Rossella is a reporter for the Discovery Channel, and maintains a blog about the latest happenings in the world of archaeology. Recently, she’s been crafting a ‘Chamber of Secrets’ that recreates the passage from the world of the living to the world of the dead - or at least, how that was conceived in the ‘Amduat - the Book of the Secret Chamber’ and ‘the Book of Gates’. These funerary texts were thought to contain, according to Rossella, the secret to eternal life. Her posts about the creation process are here:

Yesterday, Rossella took me on a guided tour of her new zone in Second Life, and guided me through the Secret Chamber. It was most impressive, and struck me as an excellent example of how the ‘good-enough’ virtuality of Second Life can be used archaeologically. As I travelled through the Secret Chamber, I was reminded of caves, mithrae, and other secret places used for initiation rites in ancient cultures. It was quite a visceral experience, actually! Certainly, experiencing an Egyptian conception of the afterlife (or the road to it) carried much more force than simply reading about it…

Here’re a pic from my journey to the afterlife…

And here’s the link to a video Rossella made to give some of the flavour of the jouney.

Finally, cheers to Rossella for a well-done build in Second Life!

May 5, 2008

Archaeometry Cluster Analysis, BSR Brick Stamps

Filed under: archaeology, data management — Shawn @ 8:22 am

A few posts ago I put up the raw data from my xrd analysis of the South Etruria Survey Brick Stamp collection conserved at the British School at Rome, suggesting that it might be, amongst other things, useful in teaching archaeological statistics… happily, it is being used in just that fashion at   the Quantitative Archaeology Wiki.

The wiki seems to be maintained by scholars in Italy, but I’m not sure.
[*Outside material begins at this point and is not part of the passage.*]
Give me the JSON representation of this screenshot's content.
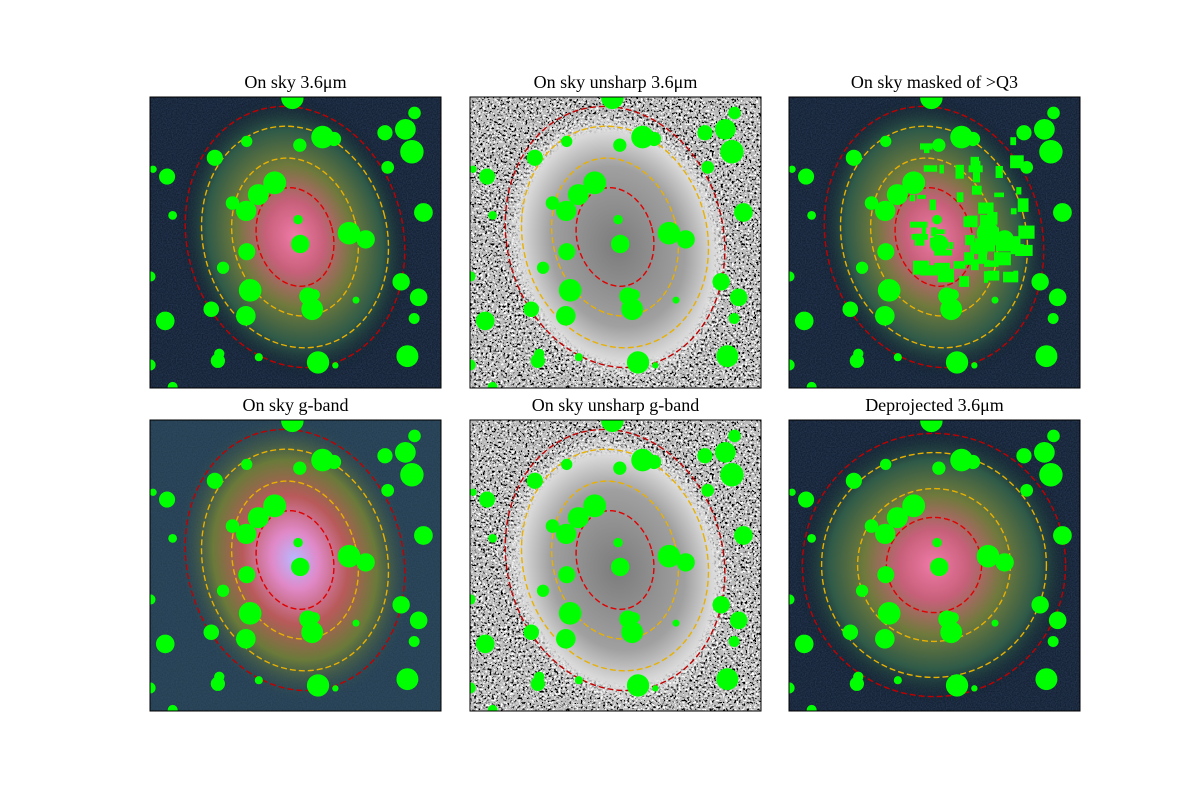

One of their projects is to update the exercises in Fletcher and Lock’s “Digging Numbers”. I still have that on my bookshelf - it was the required text in Archae 341 at WLU, back in ‘96… (I note also that one of the banner images from the Laurier archae website is of an old classmate in his long-haired days, who is now a lecturer at the University of Western Ontario…nice one, Marty!)